Brown Butter Cornmeal Cookies with Basil-Lime Glaze

We’re all friends, right? Good. Because I need some intimate advice from you. I know I’m a review site. I know that you come to me, like slightly tubby older men seeking discipline from a ravishing dominatrix or college students flocking to Jackass 3, for a little snark and a laugh at the expense of cookies or soda. Does my posting recipes make you want to punch me in the face? Do you die a little when I wax about my many forms of enchiladas or inwardly cry when you see another angled, bokeh-infused photo of a cake? Discuss, please.
Well, even if you do hate it, I sure don’t. And these cookies should win you over for sure. They’re crumbly, they’re soft, they’re chewy and salty and crispy from the cornmeal like the more sophisticated older sister of Momofuku’s corn cookie. If I loved you enough, I would send each and every one of you a batch of these. But even if I don’t, you can still make them at home! This is one of the first baking recipes I’ve just winged and made from scratch and I’m really pleased with the results.
Brown Butter Cornmeal Cookies with Basil Lime Glaze
Ingredients (makes about 24 cookies)
1 cup of unsalted butter
1/3 cup white sugar
1 cup brown sugar
2 eggs
2 tablespoons of vanilla bean paste or vanilla extract
1 cup of flour
2 cups of coarse yellow cornmeal
1 1/2 teaspoons of baking soda
1 teaspoon of sea salt
1 1/2 cups of powdered sugar
1/2 cup of whole milk plus two tablespoons
3 tablespoons of lime zest
2 tablespoons of lime juice
3 tablespoons of minced basil
1. Preheat oven to 350. In a large saucepan, melt and cook the butter on medium-high until the milk solids have cooked and browned at the bottom. When the butter is fragrant and an amber brown color, take it off the heat. Let it cool for about 30 minutes to a few hours or until it’s at room temperature and soft.
2. Cream with the sugars and add eggs and vanilla. Stir vigorously and add dry ingredients. Chill for 30 minutes or until solid to the touch and bake in oven for 12-15 minutes. When the cookies are puffy and slightly brown on top, they’re ready.
3. Combine glaze ingredients in a bowl and mix until smooth. Drizzle over cookies and garnish with extra basil if desired.
Come on, you couldn’t hate these if you tried.

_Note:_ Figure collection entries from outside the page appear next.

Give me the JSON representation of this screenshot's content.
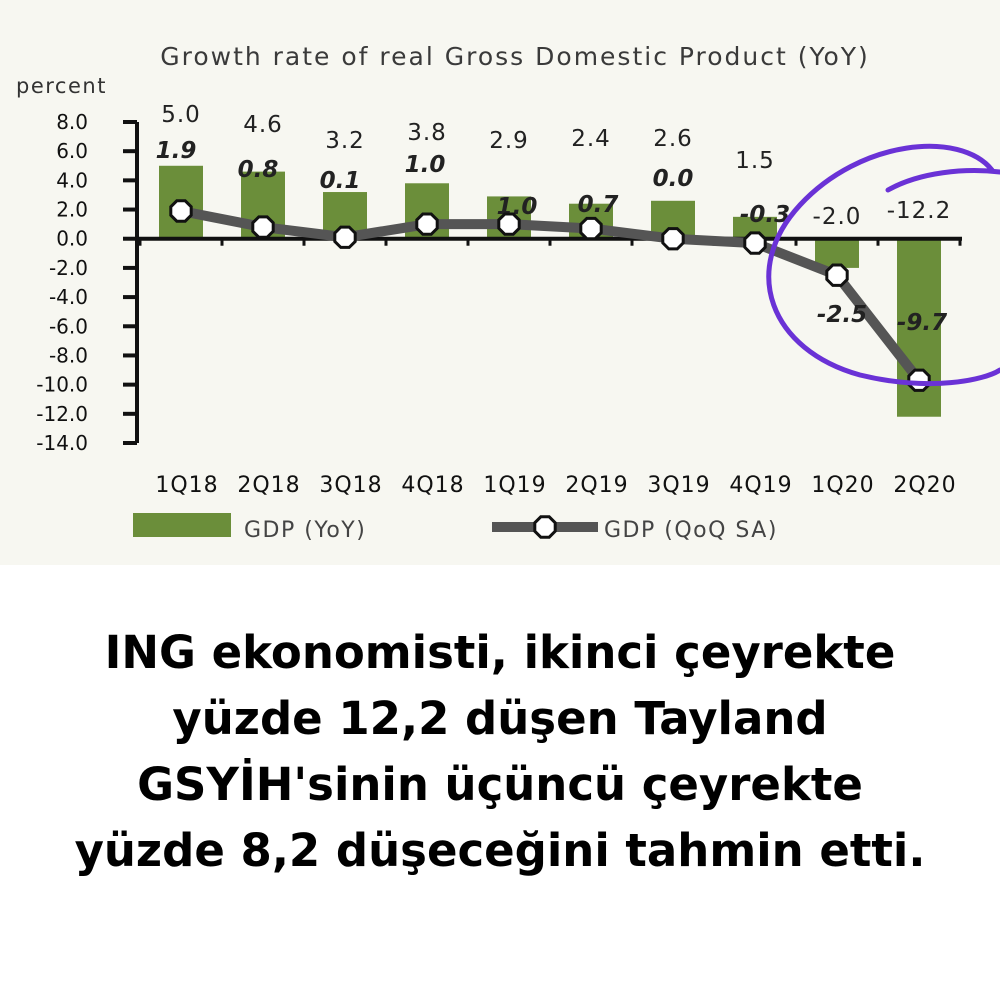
{
  "chart_data": {
    "type": "bar",
    "title": "Growth rate of real Gross Domestic Product (YoY)",
    "ylabel": "percent",
    "ylim": [
      -14,
      8
    ],
    "yticks": [
      "8.0",
      "6.0",
      "4.0",
      "2.0",
      "0.0",
      "-2.0",
      "-4.0",
      "-6.0",
      "-8.0",
      "-10.0",
      "-12.0",
      "-14.0"
    ],
    "categories": [
      "1Q18",
      "2Q18",
      "3Q18",
      "4Q18",
      "1Q19",
      "2Q19",
      "3Q19",
      "4Q19",
      "1Q20",
      "2Q20"
    ],
    "series": [
      {
        "name": "GDP (YoY)",
        "type": "bar",
        "values": [
          5.0,
          4.6,
          3.2,
          3.8,
          2.9,
          2.4,
          2.6,
          1.5,
          -2.0,
          -12.2
        ],
        "labels": [
          "5.0",
          "4.6",
          "3.2",
          "3.8",
          "2.9",
          "2.4",
          "2.6",
          "1.5",
          "-2.0",
          "-12.2"
        ],
        "color": "#6b8e3a"
      },
      {
        "name": "GDP (QoQ SA)",
        "type": "line",
        "values": [
          1.9,
          0.8,
          0.1,
          1.0,
          1.0,
          0.7,
          0.0,
          -0.3,
          -2.5,
          -9.7
        ],
        "labels": [
          "1.9",
          "0.8",
          "0.1",
          "1.0",
          "1.0",
          "0.7",
          "0.0",
          "-0.3",
          "-2.5",
          "-9.7"
        ],
        "color": "#555555"
      }
    ],
    "legend": "bottom",
    "annotation_color": "#6a32d6"
  },
  "caption": {
    "lines": [
      "ING ekonomisti, ikinci çeyrekte",
      "yüzde 12,2 düşen Tayland",
      "GSYİH'sinin üçüncü çeyrekte",
      "yüzde 8,2 düşeceğini tahmin etti."
    ]
  }
}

One thought on “Brown Butter Cornmeal Cookies with Basil-Lime Glaze”

  1. I love the recipes!! How could anyone be annoyed by enchiladas? I almost called myself an enchilada whore just now but realized it’s just because I’m dying to use the word whore more often and it’s surprisingly difficult to fit casually into every day language. Anyway, your reviews are great but I think your blog is even better with the recipes.